In the end, my gut hurt watching the lows and highs of creative, articulate, accomplished women – Nadia falling apart when her date didn’t show or Aparna perking up when an astrologer said what she needed was a sapphire ring, a chant and an open ‘marriage’ window. Seriously? An open window in Houston only attracts mosquitoes and tree roaches.

Much has been written about the show’s explicit acceptance of the prejudices and –isms which still drive the filtering and selection process of Indian arranged marriages. No ‘we’ do not have to see the caste of the family, as Sima says, I can’t get het up about code words when in almost every case, height is the first superficial attribute commented on by Sima, the mothers, and/or is near the top of criteria lists. If one’s height is a more acceptable ‘preference,’ then why object to body-type and skin color or religion and similar background? Sometimes “North Indian” means just that to someone from northern India – a common language or similar family and culinary traditions passed down generation to generation. I also don’t agree skin color, or tone and hue – since the clients are brown – that ‘fair’ is code for upper-caste. This denies that the color spectrum for ‘brown’ exists within castes, within communities, within families. To hear in the last episode an (I assume) American-raised Indian woman say she’s looking for someone not too dark is depressing, but I doubt she was focused on caste or codes.

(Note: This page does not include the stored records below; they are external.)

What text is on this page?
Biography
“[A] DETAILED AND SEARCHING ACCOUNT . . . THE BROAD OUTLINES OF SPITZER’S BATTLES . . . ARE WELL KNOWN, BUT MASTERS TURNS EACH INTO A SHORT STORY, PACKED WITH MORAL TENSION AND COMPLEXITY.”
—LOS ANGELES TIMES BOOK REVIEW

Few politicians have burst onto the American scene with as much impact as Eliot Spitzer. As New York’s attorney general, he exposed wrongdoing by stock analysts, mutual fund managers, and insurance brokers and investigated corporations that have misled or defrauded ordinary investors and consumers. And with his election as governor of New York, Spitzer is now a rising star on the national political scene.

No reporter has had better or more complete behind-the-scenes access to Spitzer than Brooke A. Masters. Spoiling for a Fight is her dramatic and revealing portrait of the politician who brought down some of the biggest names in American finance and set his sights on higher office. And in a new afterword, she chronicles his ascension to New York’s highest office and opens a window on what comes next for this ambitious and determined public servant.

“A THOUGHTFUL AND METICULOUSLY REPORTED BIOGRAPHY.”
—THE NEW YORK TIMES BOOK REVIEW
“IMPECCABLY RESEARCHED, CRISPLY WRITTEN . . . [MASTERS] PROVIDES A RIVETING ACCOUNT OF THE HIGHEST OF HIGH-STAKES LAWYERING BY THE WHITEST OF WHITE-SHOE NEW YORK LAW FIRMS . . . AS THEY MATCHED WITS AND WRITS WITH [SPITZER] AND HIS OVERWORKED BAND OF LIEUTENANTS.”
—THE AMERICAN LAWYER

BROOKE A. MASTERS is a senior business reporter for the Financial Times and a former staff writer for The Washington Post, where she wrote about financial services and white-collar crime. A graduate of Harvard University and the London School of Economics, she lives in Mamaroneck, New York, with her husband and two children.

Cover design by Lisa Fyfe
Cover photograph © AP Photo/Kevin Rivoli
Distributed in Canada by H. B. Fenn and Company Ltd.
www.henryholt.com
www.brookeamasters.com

If you haven’t seen Indian Matchmaking yet, there are only two reasons to do so.

First, Vyasar, the student counselor raised by a single mother, with a father he’s hardly seen. This gem of a guy tries matchmaking even though means telling virtual strangers about his difficult childhood.

Second, the short and sweet snippets, a la When Harry Met Sally, of couples married for decades. Appearing at the beginning of most episodes, these spouses, some at ease, others not so much, tell the camera about their arranged introduction, what they saw in each other, what makes their marriage work. Their banter confirmed that (Aparna, this is for you) laughing together must be the secret. For me, the affection between these partners, more than Sima Aunty and criteria lists, exemplified arranged ‘love-after-the-wedding’ marriages.